The growing risk of overlapping heat waves and power failures poses a severe threat that major American cities are not prepared for, new research suggests.
Power failures have increased by more than 60 percent since 2015, even as climate change has made heat waves worse, according to the new research published in the journal Environmental Science & Technology. Using computer models to study three large U.S. cities, the authors estimated that a combined blackout and heat wave would expose at least two-thirds of residents in those cities to heat exhaustion or heat stroke.
And although each of the cities in the study has dedicated public cooling centers for people who need relief from the heat, those centers could accommodate no more than 2 percent of a given city’s population, the authors found, leaving an overwhelming majority of residents in danger.
“A widespread blackout during an intense heat wave may be the deadliest climate-related event we can imagine,” said Brian Stone Jr., a professor at the School of City & Regional Planning at Georgia Institute of Technology and the lead author of the study. Yet such a scenario is “increasingly likely,” he said.

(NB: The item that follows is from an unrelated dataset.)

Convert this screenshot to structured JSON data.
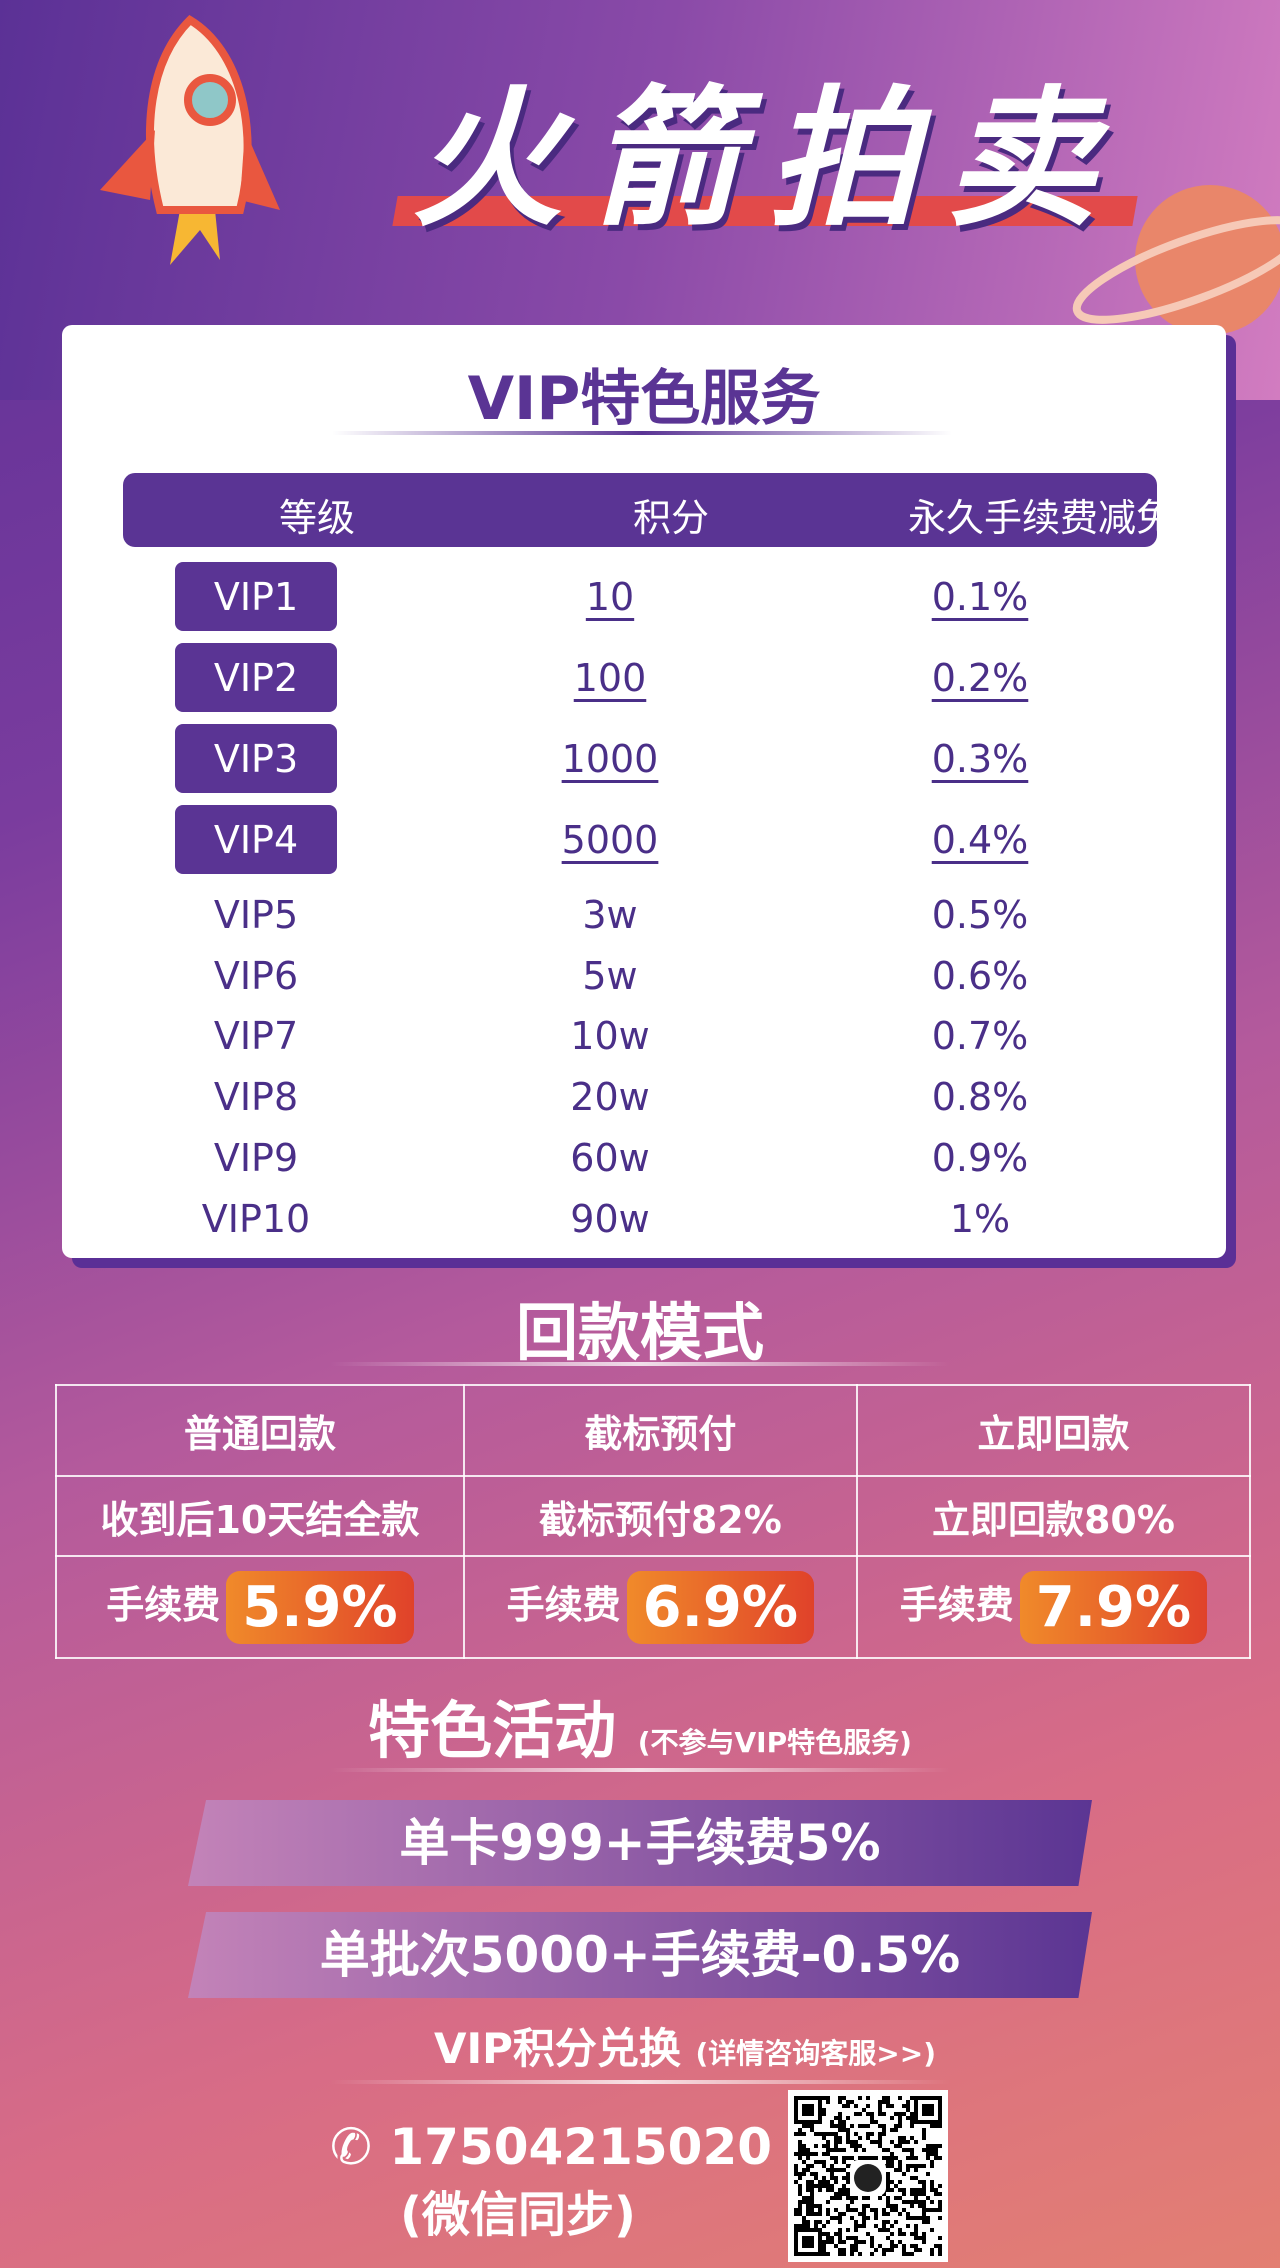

The findings come just months after a winter storm knocked out power for millions of people in Texas, causing more than 150 deaths and demonstrating how easily severe weather can overwhelm electrical grids and other infrastructure.
But as much as winter storms and extreme cold remain a threat, the greater risk to human health as temperatures rise is from extreme heat.
The changing climate also seems to be making power failures more common. From 2015 to 2020, the number of blackouts annually in the United States doubled, Dr. Stone said. And those blackouts were more likely to occur during the summer, suggesting they were being driven in part by high temperatures, which increase demand on the electrical grid as people turn up their air-conditioners.
Because both heat waves and blackouts are becoming more frequent, “the probability of a concurrent heat wave and blackout event is very likely rising as well,” Dr. Stone said.
“We find that millions are at risk,” Dr. Stone said. “Not years in the future, but this summer.”